Tokyo is one of those towns that has room for everything—even literature, even in english. A good many writers from Britain, Canada, the U.S. and other english-speaking countries live and work in the city and they form, as expats often do, a close-knit school. Faces in the Crowds, a new anthology from Printed Matter Press, gives us a glimpse of the school and its main exponents: the poets who read at What the Dickens British pub, the Tokyo Writers’ Group, the English teachers at the Temple University, and miscellaneous other writers who live in Tokyo or its environs. Editor Hillel Wright says he chose the title Faces in the Crowds because “whenever I think of Tokyo, I think of crowds.” There are certainly some memorable faces in this crowd, but the real triumph of the book is the sum of its parts, its multi-faceted portrait of the Tokyo writers themselves: young, irreverent, and sardonic, living on the shifting borders where East meets West.

Some highlights ... In “Franks Floating World”, Richard Russell describes Bangkok, with its crowds, girls, and power outages. Whistling Shade contributor Jesse Glass has several poems, one of them a beautiful piece about a 1942 photo that caught a suicide falling in mid air from a building in Buffalo.
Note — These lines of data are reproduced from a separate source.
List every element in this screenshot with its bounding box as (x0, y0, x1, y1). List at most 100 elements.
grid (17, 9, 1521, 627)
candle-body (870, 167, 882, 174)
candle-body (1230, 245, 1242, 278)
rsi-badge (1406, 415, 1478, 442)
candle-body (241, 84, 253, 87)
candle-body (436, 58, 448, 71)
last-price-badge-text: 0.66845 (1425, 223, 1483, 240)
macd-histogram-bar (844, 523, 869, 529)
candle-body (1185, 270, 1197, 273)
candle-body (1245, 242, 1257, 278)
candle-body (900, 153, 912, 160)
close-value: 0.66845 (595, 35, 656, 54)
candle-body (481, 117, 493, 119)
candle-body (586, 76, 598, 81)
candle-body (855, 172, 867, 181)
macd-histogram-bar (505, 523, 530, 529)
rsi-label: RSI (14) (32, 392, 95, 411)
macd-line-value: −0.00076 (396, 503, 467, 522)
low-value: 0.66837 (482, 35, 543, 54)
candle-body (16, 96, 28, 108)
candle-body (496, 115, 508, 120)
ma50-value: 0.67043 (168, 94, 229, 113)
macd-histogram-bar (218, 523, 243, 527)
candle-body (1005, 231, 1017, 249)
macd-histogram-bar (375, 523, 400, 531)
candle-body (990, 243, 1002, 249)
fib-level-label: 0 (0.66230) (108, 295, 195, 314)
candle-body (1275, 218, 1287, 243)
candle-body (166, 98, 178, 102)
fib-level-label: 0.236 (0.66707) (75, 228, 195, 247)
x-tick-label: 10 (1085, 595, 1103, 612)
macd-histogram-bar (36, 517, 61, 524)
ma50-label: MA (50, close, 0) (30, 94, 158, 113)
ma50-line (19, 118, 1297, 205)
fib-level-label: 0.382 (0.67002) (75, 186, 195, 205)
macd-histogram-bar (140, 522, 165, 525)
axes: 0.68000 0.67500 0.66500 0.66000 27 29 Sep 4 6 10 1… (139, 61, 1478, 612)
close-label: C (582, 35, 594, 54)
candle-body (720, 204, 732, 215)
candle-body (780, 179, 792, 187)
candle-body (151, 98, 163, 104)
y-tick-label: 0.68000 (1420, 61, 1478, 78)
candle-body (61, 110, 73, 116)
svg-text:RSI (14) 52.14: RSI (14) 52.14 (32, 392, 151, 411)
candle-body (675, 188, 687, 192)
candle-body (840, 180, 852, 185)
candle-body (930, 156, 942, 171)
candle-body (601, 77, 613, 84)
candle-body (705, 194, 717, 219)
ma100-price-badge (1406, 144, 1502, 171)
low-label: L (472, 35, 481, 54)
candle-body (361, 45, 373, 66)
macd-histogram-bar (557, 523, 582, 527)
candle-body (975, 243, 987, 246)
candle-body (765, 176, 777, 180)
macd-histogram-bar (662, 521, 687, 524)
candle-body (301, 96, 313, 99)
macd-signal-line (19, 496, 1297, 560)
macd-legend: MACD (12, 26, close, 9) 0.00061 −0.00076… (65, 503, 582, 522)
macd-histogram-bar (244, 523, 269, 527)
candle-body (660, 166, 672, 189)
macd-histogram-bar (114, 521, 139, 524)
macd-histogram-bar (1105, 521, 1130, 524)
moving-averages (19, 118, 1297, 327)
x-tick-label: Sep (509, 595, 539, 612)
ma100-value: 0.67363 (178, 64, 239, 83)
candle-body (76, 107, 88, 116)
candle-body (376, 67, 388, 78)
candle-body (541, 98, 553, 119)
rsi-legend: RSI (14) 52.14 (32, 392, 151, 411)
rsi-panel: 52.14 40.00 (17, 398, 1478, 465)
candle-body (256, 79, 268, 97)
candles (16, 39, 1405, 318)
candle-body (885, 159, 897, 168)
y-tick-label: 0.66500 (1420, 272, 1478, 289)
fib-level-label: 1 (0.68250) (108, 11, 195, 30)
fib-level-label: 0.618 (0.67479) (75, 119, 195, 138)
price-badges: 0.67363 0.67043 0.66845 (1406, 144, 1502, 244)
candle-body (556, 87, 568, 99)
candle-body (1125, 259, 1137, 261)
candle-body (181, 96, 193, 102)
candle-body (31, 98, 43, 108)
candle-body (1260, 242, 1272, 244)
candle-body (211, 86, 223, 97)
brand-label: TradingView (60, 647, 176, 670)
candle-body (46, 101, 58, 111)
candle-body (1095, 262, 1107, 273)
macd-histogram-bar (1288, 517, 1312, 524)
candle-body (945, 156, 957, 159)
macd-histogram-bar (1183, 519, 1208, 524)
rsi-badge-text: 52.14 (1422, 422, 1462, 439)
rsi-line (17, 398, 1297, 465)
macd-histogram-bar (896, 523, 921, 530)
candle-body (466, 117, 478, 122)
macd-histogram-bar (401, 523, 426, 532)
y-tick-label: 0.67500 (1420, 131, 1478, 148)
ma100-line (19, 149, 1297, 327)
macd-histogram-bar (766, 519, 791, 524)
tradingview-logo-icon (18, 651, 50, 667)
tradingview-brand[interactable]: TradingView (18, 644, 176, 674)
Kevin Dobbs’ poem “To Sacrifice a Bavarian Roadster” thumbs its nose at Western civilization, while Japanese society is ridiculed in David Cozy’s story “Statues of Liberty”. Barbara Summerhawk’s tale “The Calendar” is perhaps the most Japanese in style, using the image of a horse racing calendar and caged bird to represent the two divergent life-styles of the main characters. Some of the best pieces in the anthology are actually non-fiction, such as Tony Skevington’s “Letter from Japan”, about Japanese funeral practices, and Hirohisa Tajima’s “Untitled Personal Essay”. In the essay Tajima describes how his father had been training as a kamikaze pilot near the end of World War II; he lived only because the Hiroshima bomb stopped the war. “Owing to this, I was given my life. Thinking about the war, I often have a mixed, complex and somewhat paradoxical feeling.” Somewhat paradoxical—now that’s what I call understatement!

Faces in the Crowds boasts very few, if any, well known writers, and for some this will doubtless be the highlight of their writing career. Yet the anthology as a whole is more satisfying than a Norton or Oxford collection. It’s not just a survey of bright stars taken from various places and times, but a natural constellation of writers. Or, to change metaphors, Faces in the Crowds is like a wild, friendly block party—it ain’t a black tie bash at the governor’s mansion, but it’s a hell of a lot more fun.